For more information about interventions, try Autism Source™, the Autism Society’s national contact center and database. Autism Source can connect you to service providers in your area and supply information to help you in choosing an intervention or therapy.

Evaluating Options

After identifying available treatments, interventions, therapies and other services, you’ll need to choose which ones are best for you or your child. Here are some considerations to help you make your decision:

  • What is the purpose of this theory/practice?
  • What do I have to do to benefit from the theory/practice, and what are its lasting effects?
  • For how long must my child be involved in this theory/practice to benefit from it?
  • Is there any physical or psychological harm this theory/practice could do to my child?
  • What are the personal costs of time and money that I will have to endure, and can I be reimbursed for these expenses?
  • How do I know that the costs of this theory/practice are fair and reasonable?
  • Are the theoreticians or practitioners competently and appropriately trained and prepared to implement the provisions of the theory or practice? How is their competence assured?
  • What steps will be taken to protect my privacy?
  • Are there any legal actions, current or past, against promoters, consumers or practitioners of the theory/practice?
  • How will the effects of this theory/practice be evaluated?
  • By choosing this theory/practice, what alternatives (proven or unproven) am I not pursuing?
  • Does this approach mesh with my child’s overall program?
  • Who has this theory positively benefited, and under what conditions?
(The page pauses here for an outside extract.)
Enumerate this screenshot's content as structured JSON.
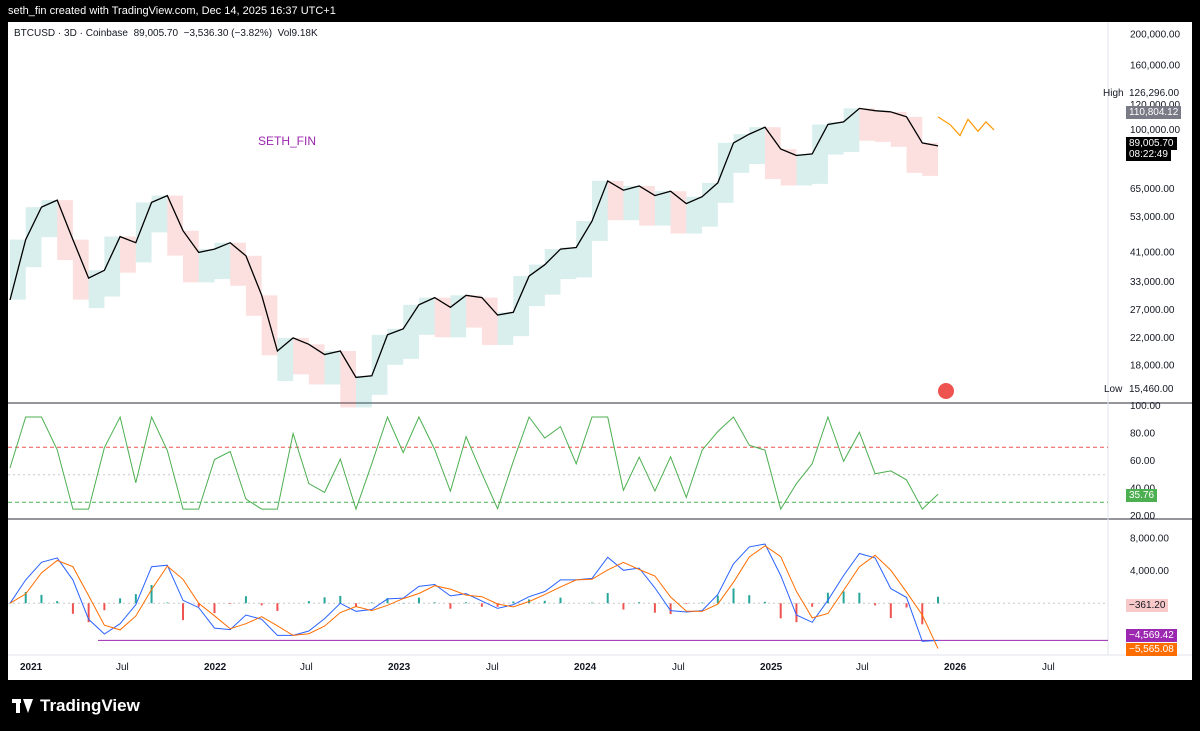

The National Institute of Mental Health suggests the following list of questions to ask when planning a treatment program:

  • How successful has the program been for other children?
  • How many children have gone on to placement in a regular school and how have they performed?
  • Do staff members have training and experience in working with children with Autism?
  • How are activities planned and organized?
  • Are there predictable daily schedules and routines?
  • How much individual attention will my child receive?
  • How is progress measured? Will my child’s behavior be closely observed and recorded?
  • Will my child be given tasks and rewards that are personally motivating?
  • Is the environment designed to minimize distractions?
  • Will the program prepare me to continue the therapy at home?
  • What is the cost, time commitment, and location of the program?